Named by F. Alton Wade, leader of the Shackleton Glacier Party of USARP (1962–63) after Kenyon College, Gambler, Ohio, his Alma Mater.

===Barry Hill===
.
An ice-free hill just west of the mouth of LaPrade Valley and about 1 nmi north-northeast of Mount Kenyon.
Named by US-ACAN for Lt.
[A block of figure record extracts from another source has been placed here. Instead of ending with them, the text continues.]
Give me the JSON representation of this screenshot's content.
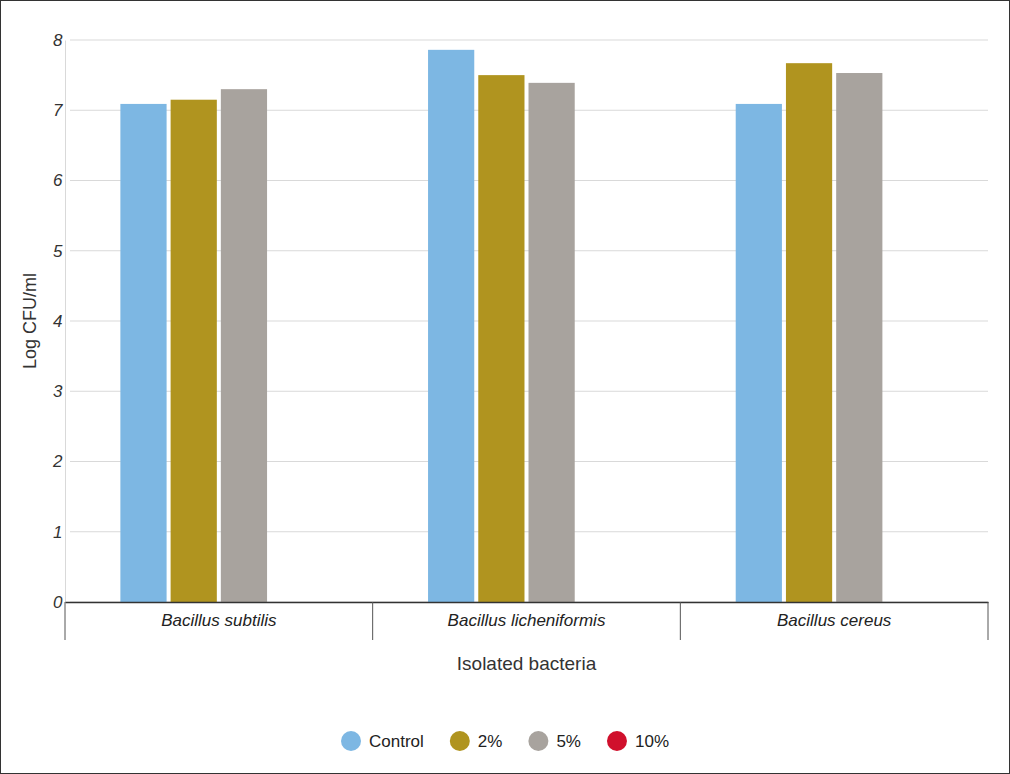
{
  "chart_data": {
    "type": "bar",
    "x_label": "Isolated bacteria",
    "y_label": "Log CFU/ml",
    "categories": [
      "Bacillus subtilis",
      "Bacillus licheniformis",
      "Bacillus cereus"
    ],
    "series": [
      {
        "name": "Control",
        "color": "#7db7e3",
        "values": [
          7.09,
          7.86,
          7.09
        ]
      },
      {
        "name": "2%",
        "color": "#b0941f",
        "values": [
          7.15,
          7.5,
          7.67
        ]
      },
      {
        "name": "5%",
        "color": "#a8a39e",
        "values": [
          7.3,
          7.39,
          7.53
        ]
      },
      {
        "name": "10%",
        "color": "#d0102c",
        "values": [
          null,
          null,
          null
        ]
      }
    ],
    "ylim": [
      0,
      8
    ],
    "yticks": [
      0,
      1,
      2,
      3,
      4,
      5,
      6,
      7,
      8
    ],
    "grid": true,
    "legend": "bottom"
  }
}
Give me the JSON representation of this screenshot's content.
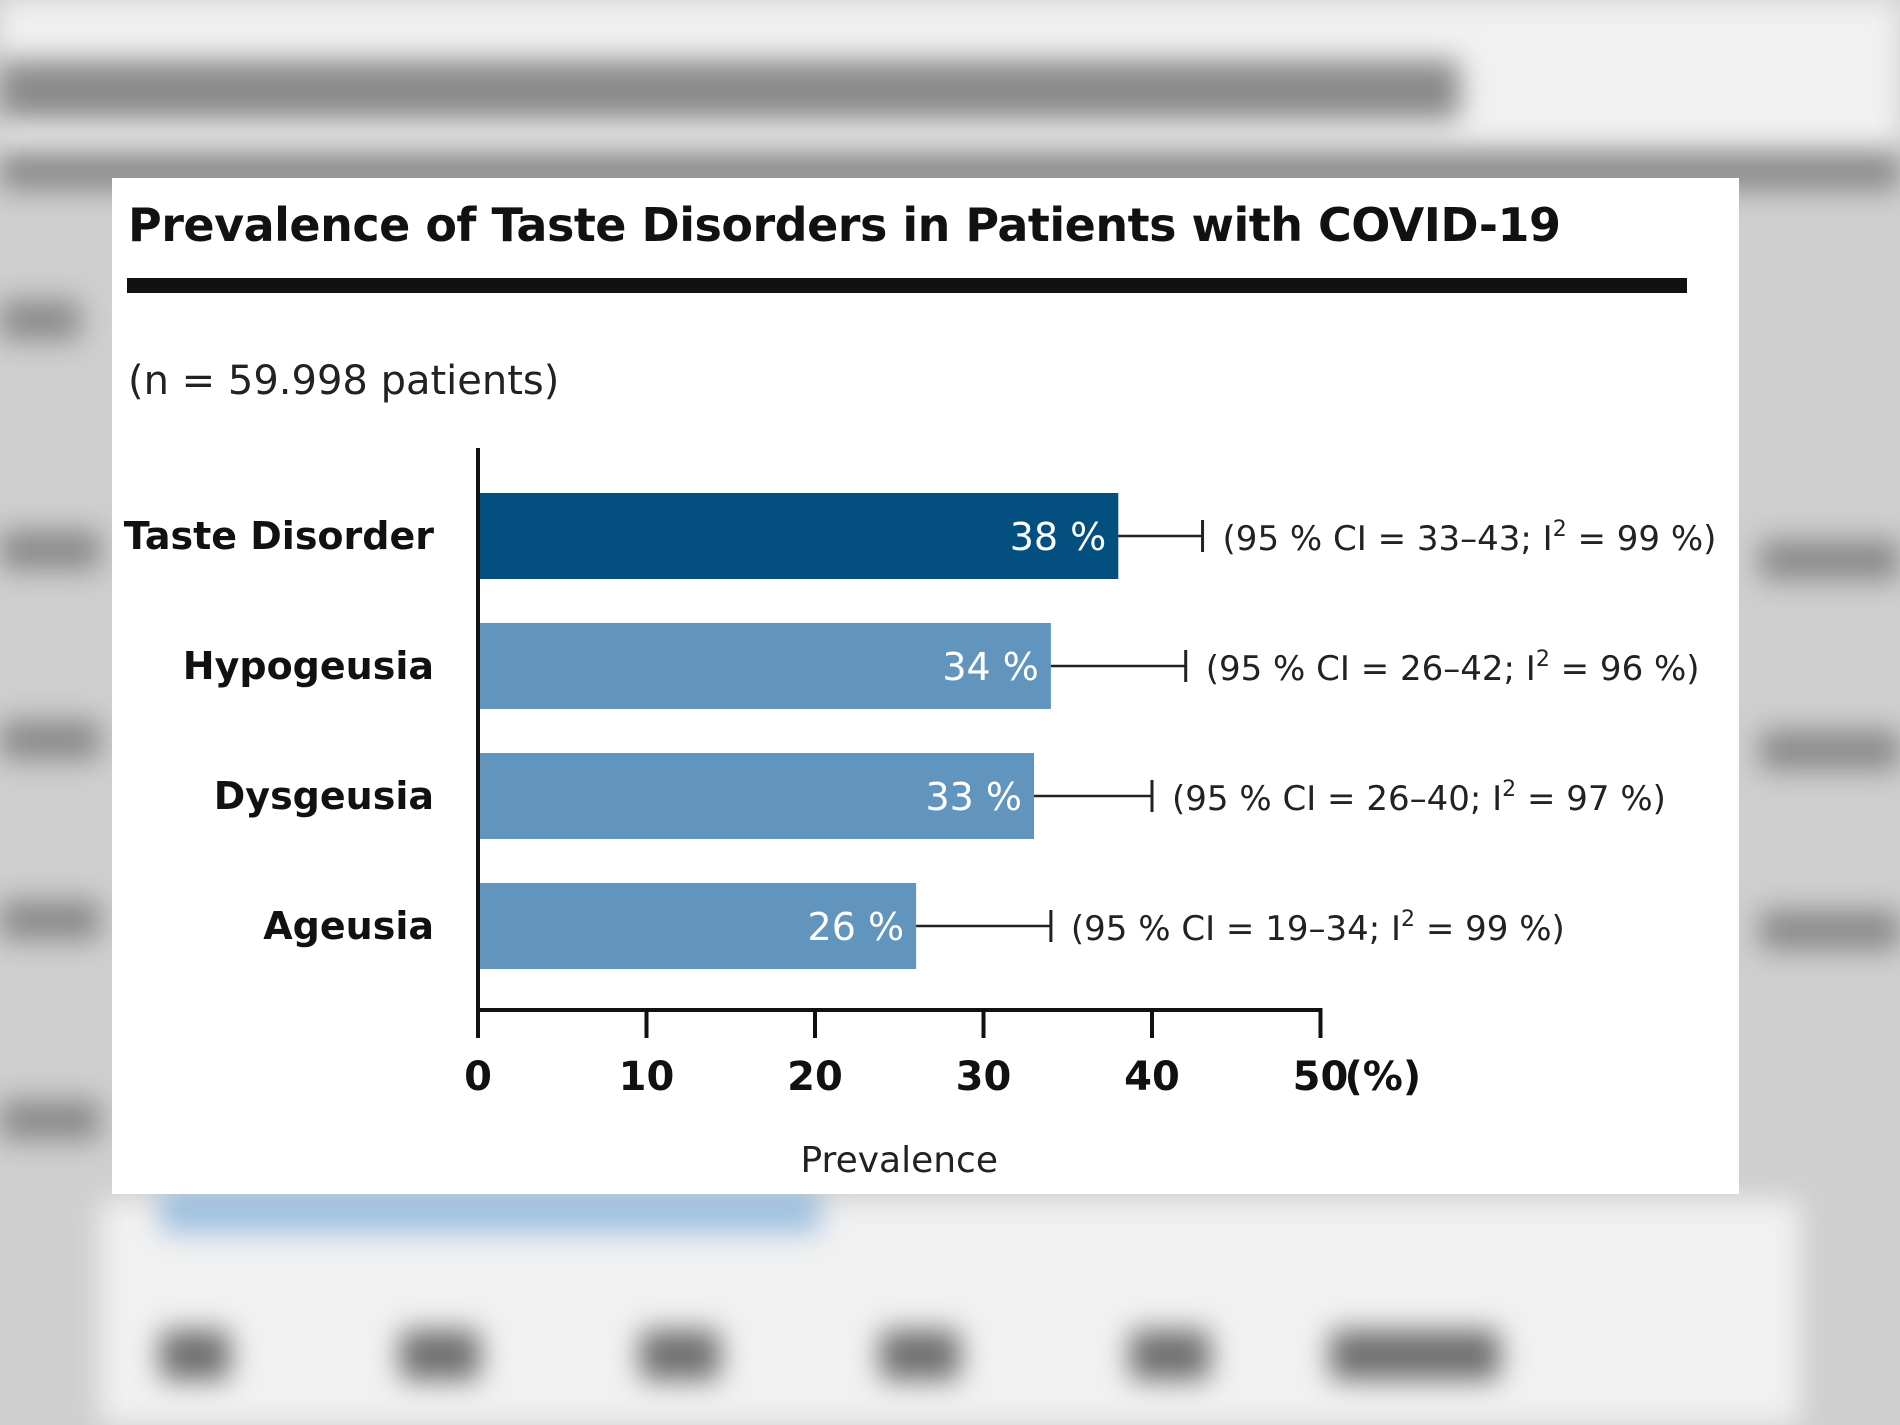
{
  "colors": {
    "highlight": "#034f80",
    "bar": "#6195be",
    "axis": "#111111",
    "text": "#111111"
  },
  "chart_data": {
    "type": "bar",
    "orientation": "horizontal",
    "title": "Prevalence of Taste Disorders in Patients with COVID-19",
    "subtitle": "(n = 59.998 patients)",
    "xlabel": "Prevalence",
    "x_unit": "(%)",
    "xlim": [
      0,
      50
    ],
    "xticks": [
      0,
      10,
      20,
      30,
      40,
      50
    ],
    "categories": [
      "Taste Disorder",
      "Hypogeusia",
      "Dysgeusia",
      "Ageusia"
    ],
    "values": [
      38,
      34,
      33,
      26
    ],
    "value_labels": [
      "38 %",
      "34 %",
      "33 %",
      "26 %"
    ],
    "ci_upper": [
      43,
      42,
      40,
      34
    ],
    "annotations": [
      {
        "pre": "(95 % CI = 33–43; I",
        "sup": "2",
        "post": " = 99 %)"
      },
      {
        "pre": "(95 % CI = 26–42; I",
        "sup": "2",
        "post": " = 96 %)"
      },
      {
        "pre": "(95 % CI = 26–40; I",
        "sup": "2",
        "post": " = 97 %)"
      },
      {
        "pre": "(95 % CI = 19–34; I",
        "sup": "2",
        "post": " = 99 %)"
      }
    ],
    "highlight_index": 0,
    "grid": false
  }
}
Richard P. Barry, CEC, United States Navy, communications officer at McMurdo Station, winter 1957, who participated in United States Navy Operation Deep Freeze I, II and III, 1955-58.

===LaPrade Valley===
.
A valley with steep rock walls and ice-covered floor, about 3 nmi long, extending north to McGregor Glacier, just west of Rougier Hill.
Named by the Texas Tech Shackleton Glacier Expedition (1964–65) for Kerby E. LaPrade, graduate student at Texas Technological College, and a member of the expedition.

===Thrinaxodon Col===

.
A rock col 2 nmi southeast of Rougier Hill.
The col is along the ridge that trends southward from Rougier Hill.
The name was proposed to US-ACAN in 1971 by geologist David H. Elliot of the Ohio State University Institute of Polar Studies.
The col is a very important fossil (vertebrate) locality at which several specimens of the mammal-like reptile Thrinaxodon were found.

===Rougier Hill===
.
An ice-free hill just east of LaPrade Valley in the north part of the Cumulus Hills, overlooking the south side of McGregor Glacier.
Named by the Texas Tech Shackleton Glacier Expedition (1964 65) for Michael Rougier, staff photographer with Life Magazine who was seriously injured while climbing this hill with the expedition.

===Cheu Valley===
.
A narrow, north–south trending valley in the Cumulus Hills, about 3 nmi long, with its north end opening at the south side of McGregor Glacier, just west of the mouth of Gatlin Glacier.
Named by the Texas Tech-Shackleton Glacier Expedition (1964–65) for Specialist 5th Class Daniel T.L. Cheu, member of the U.S. Army Aviation Detachment which supported the expedition.

===Ringed Nunatak===
.
A small but conspicuous nunatak located in the icefall at the head of Gatlin Glacier.
So named by the Texas Tech Shackleton Glacier Expedition (1964–65) because a ring of moraine completely surrounds the nunatak.

===Red Raider Rampart===
.
A rugged ice and rock wall just east of the juncture of the Gatlin and McGregor Glaciers.
Named by the Texas Tech Shackleton Glacier Expedition (1964–65) for the student body of Texas Technological College, whose athletic representatives are known as the Red Raiders.